The mother of sucker traps

Car and Driver magazine columnist Patrick Bedard got a longtime gas-station owner on Route 66 in Williams, Ariz., to come clean about repair scams his crew foisted on travelers for decades.

The fellow’s name is Roy Killinsworth, 78, who started with a Tidewater Oil Co. station in the early 1960s and eventually had a Chevron. Maybe that will jolt the memories of a few victims.

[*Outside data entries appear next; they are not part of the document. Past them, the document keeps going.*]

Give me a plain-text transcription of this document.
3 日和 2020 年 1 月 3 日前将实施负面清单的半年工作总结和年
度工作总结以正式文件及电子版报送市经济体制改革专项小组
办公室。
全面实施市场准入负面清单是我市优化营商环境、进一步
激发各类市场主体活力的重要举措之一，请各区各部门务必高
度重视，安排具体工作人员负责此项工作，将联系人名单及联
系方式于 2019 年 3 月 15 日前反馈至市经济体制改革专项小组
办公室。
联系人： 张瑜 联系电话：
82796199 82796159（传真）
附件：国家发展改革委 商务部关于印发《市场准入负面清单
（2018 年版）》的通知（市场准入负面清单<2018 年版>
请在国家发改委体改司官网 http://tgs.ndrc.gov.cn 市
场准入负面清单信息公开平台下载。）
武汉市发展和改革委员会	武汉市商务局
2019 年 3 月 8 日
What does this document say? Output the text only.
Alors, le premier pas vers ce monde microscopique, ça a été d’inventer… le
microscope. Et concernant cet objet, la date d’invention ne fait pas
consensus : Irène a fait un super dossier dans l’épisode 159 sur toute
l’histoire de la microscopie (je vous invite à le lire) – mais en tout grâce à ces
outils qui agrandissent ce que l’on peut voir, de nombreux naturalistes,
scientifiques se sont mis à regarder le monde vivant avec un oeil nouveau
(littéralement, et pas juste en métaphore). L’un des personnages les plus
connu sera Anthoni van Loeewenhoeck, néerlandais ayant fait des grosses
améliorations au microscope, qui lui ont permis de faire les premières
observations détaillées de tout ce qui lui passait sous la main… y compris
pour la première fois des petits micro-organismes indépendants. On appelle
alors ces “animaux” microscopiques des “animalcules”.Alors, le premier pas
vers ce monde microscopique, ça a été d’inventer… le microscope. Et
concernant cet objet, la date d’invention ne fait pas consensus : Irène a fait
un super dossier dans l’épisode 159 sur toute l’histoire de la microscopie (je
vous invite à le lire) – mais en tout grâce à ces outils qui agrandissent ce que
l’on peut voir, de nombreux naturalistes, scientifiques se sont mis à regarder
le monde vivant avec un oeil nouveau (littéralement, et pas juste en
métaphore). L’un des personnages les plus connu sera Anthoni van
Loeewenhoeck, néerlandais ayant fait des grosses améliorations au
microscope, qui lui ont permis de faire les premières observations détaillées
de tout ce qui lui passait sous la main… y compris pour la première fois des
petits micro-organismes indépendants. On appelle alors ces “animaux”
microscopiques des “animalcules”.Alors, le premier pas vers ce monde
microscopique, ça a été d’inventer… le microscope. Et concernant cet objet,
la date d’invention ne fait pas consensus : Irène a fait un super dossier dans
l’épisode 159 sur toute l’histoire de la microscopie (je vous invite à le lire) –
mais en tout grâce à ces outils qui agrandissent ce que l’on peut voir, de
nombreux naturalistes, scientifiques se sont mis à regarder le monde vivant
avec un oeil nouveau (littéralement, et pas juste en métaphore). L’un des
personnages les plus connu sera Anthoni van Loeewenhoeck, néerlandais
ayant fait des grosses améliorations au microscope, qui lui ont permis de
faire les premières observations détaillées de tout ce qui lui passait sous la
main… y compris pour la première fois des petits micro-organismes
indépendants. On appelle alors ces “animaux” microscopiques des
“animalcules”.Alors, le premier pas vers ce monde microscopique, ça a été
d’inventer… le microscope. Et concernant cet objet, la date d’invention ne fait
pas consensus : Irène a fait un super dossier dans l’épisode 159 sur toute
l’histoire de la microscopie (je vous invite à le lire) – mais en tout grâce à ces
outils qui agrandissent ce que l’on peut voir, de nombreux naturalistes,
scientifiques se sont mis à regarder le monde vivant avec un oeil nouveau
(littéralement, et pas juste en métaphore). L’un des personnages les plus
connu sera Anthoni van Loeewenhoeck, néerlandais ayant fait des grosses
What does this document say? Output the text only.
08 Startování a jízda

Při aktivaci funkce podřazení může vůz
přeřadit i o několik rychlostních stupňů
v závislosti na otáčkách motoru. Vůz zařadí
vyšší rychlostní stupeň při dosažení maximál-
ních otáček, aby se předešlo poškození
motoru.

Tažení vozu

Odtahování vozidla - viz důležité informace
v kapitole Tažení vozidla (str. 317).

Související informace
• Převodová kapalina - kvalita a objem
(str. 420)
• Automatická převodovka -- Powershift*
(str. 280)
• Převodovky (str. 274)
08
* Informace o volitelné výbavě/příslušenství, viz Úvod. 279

Anyway, the whole thing is worth reading. But this passage stands out for the ingenuity of those scams:

His hires did both mechanic work and manned the pumps, and they got a commission on anything they sold. That way they could make enough money so they wouldn’t be tempted to steal from the register. The commissions were enough, though, that some of them would hang back when a newer car pulled up to the pumps; couldn’t sell anything but gas. But one guy didn’t mind. He’d rush out for anything that drove up. He was good at selling, too. And Roy thought it was odd that he’d sell a set of tires, put the car on the hoist, then give the sale to another employee. If the commission was $30, he’d take $3 and let the other guy take the $27 while he went back to pumping gas. This was back when seven or eight bucks was a full tank.

So Roy watched him and noticed that this guy always stopped the pump a certain way, then transposed two numbers when he filled out the credit-card bill—$5.76 on the pump was $6.75 on the ticket. Always 99 cents high. Then he’d drop a penny into the register. When there were 50 pennies, he’d take out $50. But the tally always came out right. And if somebody noticed, he’d apologize all over the place and tell them that he was dyslexic. Some would feel sorry for him. He wouldn’t correct the credit-card bill. He’d go to the register and take out the change to give them. And a penny for himself. That kept the record straight.

I’ve heard that several gas stations on the Mother Road in the Southwest in the 1960s and ’70s were particularly bad about ripping off customers, to the point where “60 Minutes” did a big expose. Fortunately, with pay-at-the-pump and more aggressive consumer advocates out there, those sorts of shady tactics are no longer as common.